Voici comment Dinah s’y prenait pour laver la figure de ses enfants : d’abord, elle maintenait la pauvre bête en lui appuyant une patte sur l’oreille, puis, de l’autre patte, elle lui frottait toute la figure à rebrousse-poil en commençant par le bout du nez. Or, à ce moment-là, comme je viens de vous le dire, elle était en train de s’escrimer tant qu’elle pouvait sur la chatte blanche qui restait étendue, parfaitement immobile, et essayait de ronronner (sans doute parce qu’elle sentait que c’était pour son bien). Mais la toilette de la chatte noire avait été faite au début de l’après-midi ; c’est pourquoi, tandis qu’Alice restait blottie en boule dans un coin du grand fauteuil, toute somnolente et se faisant de vagues discours, la chatte s’en était donné à cœur joie de jouer avec la pelote de grosse laine que la fillette avait essayé d’enrouler, et de la pousser dans tous les sens jusqu’à ce qu’elle fût complètement déroulée ; elle était là, étalée sur la carpette, tout embrouillée, pleine de nœuds, et la chatte, au beau milieu, était en train de courir après sa queue.
« Oh ! comme tu es vilaine ! s’écria Alice, en prenant la chatte dans ses bras et en lui donnant un petit baiser pour bien lui faire comprendre qu’elle était en disgrâce. Vraiment, Dinah aurait dû t’élever un peu mieux que ça ! Oui, Dinah, parfaitement ! tu aurais dû l’élever un peu mieux, et tu le sais bien ! » ajouta-t-elle, en jetant un regard de reproche à la vieille chatte et en parlant de sa voix la plus revêche ; après quoi elle grimpa de nouveau dans le fauteuil en prenant avec elle la chatte et la laine, et elle se remit à enrouler le peloton. Mais elle n’allait pas très vite, car elle n’arrêtait pas de parler, tantôt à la chatte, tantôt à elle-même.
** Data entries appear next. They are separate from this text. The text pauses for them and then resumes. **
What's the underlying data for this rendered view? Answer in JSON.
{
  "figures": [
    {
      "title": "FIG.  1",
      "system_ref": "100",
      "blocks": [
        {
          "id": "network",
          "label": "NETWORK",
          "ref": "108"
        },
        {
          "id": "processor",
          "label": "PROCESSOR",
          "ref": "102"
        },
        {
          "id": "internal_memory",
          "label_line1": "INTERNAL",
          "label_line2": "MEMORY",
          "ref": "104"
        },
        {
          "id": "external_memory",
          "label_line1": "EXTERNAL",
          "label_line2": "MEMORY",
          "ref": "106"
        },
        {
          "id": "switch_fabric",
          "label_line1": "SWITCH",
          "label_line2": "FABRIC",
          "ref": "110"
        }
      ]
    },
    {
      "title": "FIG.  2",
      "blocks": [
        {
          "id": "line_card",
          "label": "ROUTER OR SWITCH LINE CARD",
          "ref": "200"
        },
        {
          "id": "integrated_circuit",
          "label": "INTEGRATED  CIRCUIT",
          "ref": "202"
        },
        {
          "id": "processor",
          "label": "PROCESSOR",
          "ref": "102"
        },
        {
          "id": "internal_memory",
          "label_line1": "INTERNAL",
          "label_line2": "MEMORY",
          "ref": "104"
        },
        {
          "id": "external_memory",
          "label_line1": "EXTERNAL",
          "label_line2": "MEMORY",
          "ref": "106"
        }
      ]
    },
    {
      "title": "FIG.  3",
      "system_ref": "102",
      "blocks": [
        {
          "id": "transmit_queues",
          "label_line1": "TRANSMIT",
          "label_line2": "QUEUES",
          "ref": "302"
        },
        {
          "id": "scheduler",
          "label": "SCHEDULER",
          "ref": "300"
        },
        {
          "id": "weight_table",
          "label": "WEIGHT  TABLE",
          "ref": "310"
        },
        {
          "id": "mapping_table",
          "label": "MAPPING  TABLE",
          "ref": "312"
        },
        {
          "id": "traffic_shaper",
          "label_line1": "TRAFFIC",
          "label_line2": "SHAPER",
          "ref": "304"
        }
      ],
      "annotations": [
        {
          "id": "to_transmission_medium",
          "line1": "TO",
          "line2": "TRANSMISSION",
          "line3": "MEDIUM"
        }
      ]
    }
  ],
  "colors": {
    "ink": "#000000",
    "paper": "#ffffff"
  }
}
Kitty restait bien sagement sur ses genoux, feignant de s’intéresser à l’enroulement du peloton ; de temps en temps, elle tendait une de ses pattes et touchait doucement la laine, comme pour montrer qu’elle aurait été heureuse d’aider Alice si elle l’avait pu.
« Sais-tu quel jour nous serons demain, Kitty ? commença Alice. Tu l’aurais deviné si tu avais été à la fenêtre avec moi tout à l’heure… Mais Dinah était en train de faire ta toilette, c’est pour ça que tu n’as pas pu venir. Je regardais les garçons qui ramassaient du bois pour le feu de joie… et il faut des quantités de bois, Kitty ! Seulement, voilà, il s’est mis à faire si froid et à neiger si fort qu’ils ont été obligés d’y renoncer. Mais ça ne fait rien, Kitty, nous irons admirer le feu de joie demain. » À ce moment, Alice enroula deux ou trois tours de laine autour du cou de Kitty, juste pour voir de quoi elle aurait l’air : il en résulta une légère bousculade au cours de laquelle le peloton tomba sur le plancher, et plusieurs mètres de laine se déroulèrent.
« Figure-toi, Kitty, continua Alice dès qu’elles furent de nouveau confortablement installées, que j’étais si furieuse en pensant à toutes les bêtises que tu as faites aujourd’hui, que j’ai failli ouvrir la fenêtre et te mettre dehors dans la neige ! Tu l’aurais bien mérité, petite coquine chérie !
Qu’as-tu à dire pour ta défense ? Je te prie de ne pas m’interrompre ! ordonna-t-elle en levant un doigt. Je vais te dire tout ce que tu as fait.
Premièrement : tu as crié deux fois ce matin pendant que Dinah te lavait la figure. Inutile d’essayer de nier, Kitty, car je t’ai entendue ! Comment ?
Qu’est-ce que tu dis ? poursuivit-elle en faisant semblant de croire que Kitty venait de parler. Sa patte t’est entrée dans l’œil ? C’est ta faute, parce que tu avais gardé les yeux ouverts ; si tu les avais tenus bien fermés, ça ne te serait pas arrivé. Je t’en prie, inutile de chercher d’autres excuses !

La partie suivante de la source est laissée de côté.